Zur Umsetzung der Uno-Behindertenrechtskonvention wäre es laut Verena Bentele sinnvoll, statt Mittel in das Budget für Arbeit zu stecken, „mehr Geld in ein besseres Coaching und eine bessere Betreuung von Menschen mit Behinderung am Arbeitsplatz zu investieren“. Behindertenvertreter Utz setzt auf Zwang. Die vielen größeren Unternehmen, die keine Behinderten einstellen, sollten künftig eine weit höhere Abgabe zahlen als heute.

Das Arbeitsministerium prüft – vier Jahre

Ein Sprecher des Deutschen Instituts für Menschrechte sagt: „Angesichts dieser ernüchternden Zahlen müssen die Rahmenbedingungen für das Budget für Arbeit dringend geprüft und nachjustiert werden.“ Doch bis das passiert, kann es dauern. Auf die Frage, ob es beim Budget für Arbeit Nachbesserungen geben soll, verwies ein Sprecher des SPD-geführten Bundesarbeitsministeriums auf Forderungen des Bundestags, das Entlohnungssystem der Werkstätten insgesamt neu zu organisieren. Innerhalb der kommenden vier Jahre solle geprüft werden, wie ein „zukunftsfähiges Entgeltsystem entwickelt werden kann“.
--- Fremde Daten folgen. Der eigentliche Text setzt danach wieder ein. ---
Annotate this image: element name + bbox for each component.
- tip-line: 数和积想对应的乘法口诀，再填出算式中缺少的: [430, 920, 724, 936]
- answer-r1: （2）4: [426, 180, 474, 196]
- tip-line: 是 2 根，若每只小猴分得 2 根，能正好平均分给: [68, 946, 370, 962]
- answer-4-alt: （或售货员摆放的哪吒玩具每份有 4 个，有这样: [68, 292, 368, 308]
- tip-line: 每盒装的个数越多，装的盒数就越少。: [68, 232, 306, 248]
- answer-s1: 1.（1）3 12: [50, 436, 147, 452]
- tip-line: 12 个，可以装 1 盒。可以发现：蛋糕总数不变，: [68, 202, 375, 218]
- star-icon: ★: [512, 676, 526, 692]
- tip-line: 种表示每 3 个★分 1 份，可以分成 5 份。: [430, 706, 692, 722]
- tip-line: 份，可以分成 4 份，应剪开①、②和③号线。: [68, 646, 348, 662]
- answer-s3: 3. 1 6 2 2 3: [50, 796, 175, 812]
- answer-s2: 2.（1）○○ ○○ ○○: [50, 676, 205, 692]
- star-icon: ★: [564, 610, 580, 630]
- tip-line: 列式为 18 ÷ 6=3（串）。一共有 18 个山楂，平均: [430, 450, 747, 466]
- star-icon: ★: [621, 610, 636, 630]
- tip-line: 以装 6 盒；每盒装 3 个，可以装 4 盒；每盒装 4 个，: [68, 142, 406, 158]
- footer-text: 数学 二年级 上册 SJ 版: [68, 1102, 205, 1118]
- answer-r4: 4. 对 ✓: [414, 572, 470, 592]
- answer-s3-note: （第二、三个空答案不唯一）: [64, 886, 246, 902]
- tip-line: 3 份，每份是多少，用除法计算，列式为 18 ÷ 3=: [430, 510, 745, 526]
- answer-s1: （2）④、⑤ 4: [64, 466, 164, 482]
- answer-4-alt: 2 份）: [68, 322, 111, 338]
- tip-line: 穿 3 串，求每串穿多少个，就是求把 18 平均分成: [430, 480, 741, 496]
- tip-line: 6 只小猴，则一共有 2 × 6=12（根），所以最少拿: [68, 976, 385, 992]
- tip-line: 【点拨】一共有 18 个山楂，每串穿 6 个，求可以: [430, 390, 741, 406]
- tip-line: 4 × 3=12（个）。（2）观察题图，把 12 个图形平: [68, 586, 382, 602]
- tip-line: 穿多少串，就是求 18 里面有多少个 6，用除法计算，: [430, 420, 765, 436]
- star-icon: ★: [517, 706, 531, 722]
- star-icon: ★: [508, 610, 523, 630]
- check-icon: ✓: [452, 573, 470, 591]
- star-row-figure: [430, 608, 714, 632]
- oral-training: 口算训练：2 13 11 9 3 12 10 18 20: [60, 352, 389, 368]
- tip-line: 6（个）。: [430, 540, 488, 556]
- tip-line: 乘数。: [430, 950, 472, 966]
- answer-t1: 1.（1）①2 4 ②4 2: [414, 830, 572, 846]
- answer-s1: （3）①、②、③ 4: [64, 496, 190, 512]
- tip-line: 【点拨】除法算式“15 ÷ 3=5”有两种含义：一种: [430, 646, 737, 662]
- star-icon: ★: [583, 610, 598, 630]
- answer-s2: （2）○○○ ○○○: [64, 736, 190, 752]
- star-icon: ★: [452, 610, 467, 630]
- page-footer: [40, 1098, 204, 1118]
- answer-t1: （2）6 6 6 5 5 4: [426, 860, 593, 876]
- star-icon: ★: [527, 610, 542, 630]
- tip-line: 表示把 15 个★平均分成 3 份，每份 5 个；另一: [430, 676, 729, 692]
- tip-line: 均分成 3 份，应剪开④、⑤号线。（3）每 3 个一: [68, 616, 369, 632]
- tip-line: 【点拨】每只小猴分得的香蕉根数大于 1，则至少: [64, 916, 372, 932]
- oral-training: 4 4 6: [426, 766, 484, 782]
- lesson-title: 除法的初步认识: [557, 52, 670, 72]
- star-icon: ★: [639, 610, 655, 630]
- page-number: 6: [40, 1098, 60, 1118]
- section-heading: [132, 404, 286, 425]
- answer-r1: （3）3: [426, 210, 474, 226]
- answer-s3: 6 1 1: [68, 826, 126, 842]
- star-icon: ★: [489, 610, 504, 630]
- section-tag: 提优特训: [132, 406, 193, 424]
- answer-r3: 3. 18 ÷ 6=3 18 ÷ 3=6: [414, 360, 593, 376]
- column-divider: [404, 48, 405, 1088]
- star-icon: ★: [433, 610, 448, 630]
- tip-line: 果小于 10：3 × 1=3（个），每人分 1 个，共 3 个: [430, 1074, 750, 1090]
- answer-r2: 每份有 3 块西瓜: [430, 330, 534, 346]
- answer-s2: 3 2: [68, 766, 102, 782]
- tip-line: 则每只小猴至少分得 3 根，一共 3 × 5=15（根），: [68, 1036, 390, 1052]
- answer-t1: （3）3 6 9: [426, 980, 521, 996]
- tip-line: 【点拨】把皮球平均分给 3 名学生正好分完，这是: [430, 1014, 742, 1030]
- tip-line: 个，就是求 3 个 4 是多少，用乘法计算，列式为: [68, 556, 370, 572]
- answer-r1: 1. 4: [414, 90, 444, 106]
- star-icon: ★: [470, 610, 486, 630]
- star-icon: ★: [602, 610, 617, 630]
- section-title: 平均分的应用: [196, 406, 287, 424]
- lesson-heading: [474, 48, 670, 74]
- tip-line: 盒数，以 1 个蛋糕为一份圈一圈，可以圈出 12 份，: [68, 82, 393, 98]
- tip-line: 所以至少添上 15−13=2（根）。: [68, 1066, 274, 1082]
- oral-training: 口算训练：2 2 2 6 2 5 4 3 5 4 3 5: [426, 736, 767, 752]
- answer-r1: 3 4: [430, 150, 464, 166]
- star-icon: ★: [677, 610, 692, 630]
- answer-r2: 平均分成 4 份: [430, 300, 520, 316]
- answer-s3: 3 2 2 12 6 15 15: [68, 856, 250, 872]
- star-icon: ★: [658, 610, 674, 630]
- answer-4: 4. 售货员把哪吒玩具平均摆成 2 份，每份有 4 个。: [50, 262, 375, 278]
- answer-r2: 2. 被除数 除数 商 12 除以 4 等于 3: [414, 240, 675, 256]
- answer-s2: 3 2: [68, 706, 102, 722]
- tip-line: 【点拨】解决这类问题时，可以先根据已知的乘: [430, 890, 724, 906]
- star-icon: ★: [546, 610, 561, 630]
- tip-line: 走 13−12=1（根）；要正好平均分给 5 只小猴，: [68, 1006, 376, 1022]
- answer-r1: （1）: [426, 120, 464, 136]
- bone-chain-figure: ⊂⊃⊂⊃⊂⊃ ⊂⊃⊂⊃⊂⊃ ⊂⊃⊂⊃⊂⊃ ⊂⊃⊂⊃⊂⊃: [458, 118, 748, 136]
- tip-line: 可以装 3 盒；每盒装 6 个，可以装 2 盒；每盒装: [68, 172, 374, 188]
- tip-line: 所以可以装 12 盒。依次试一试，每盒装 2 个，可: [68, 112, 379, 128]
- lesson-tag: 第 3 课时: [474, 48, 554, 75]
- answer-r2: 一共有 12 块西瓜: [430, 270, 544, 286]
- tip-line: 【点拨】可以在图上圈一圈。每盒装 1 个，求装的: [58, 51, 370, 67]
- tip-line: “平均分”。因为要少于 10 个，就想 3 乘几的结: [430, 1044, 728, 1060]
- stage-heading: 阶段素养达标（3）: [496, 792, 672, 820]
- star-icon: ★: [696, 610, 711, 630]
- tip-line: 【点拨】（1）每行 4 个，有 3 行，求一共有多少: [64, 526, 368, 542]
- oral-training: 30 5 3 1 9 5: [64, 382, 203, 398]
Manche wie Corinna Rüffer kritisieren auch die Bürokratie bei der Bewilligung des Budgets. Die Grünenpolitikerin weiß, wovon sie spricht. Denn es ist ihr Abgeordnetenbüro, in dem Lukas Krämer eine Chance bekommen hat – einstweilen als geringfügig Beschäftigter, doch sie würde ihn gerne mehr beschäftigen.

Krämer hat deshalb bereits im Januar einen entsprechenden Antrag auf das Budget für Arbeit gestellt. Doch das Amt stellt sich laut Rüffer quer und verlangte, dass Krämer weiterhin wie ein Werkstattmitarbeiter bezahlt wird.

Die Gleichberechtigung, die Lukas Krämer sich wünscht, sieht anders aus.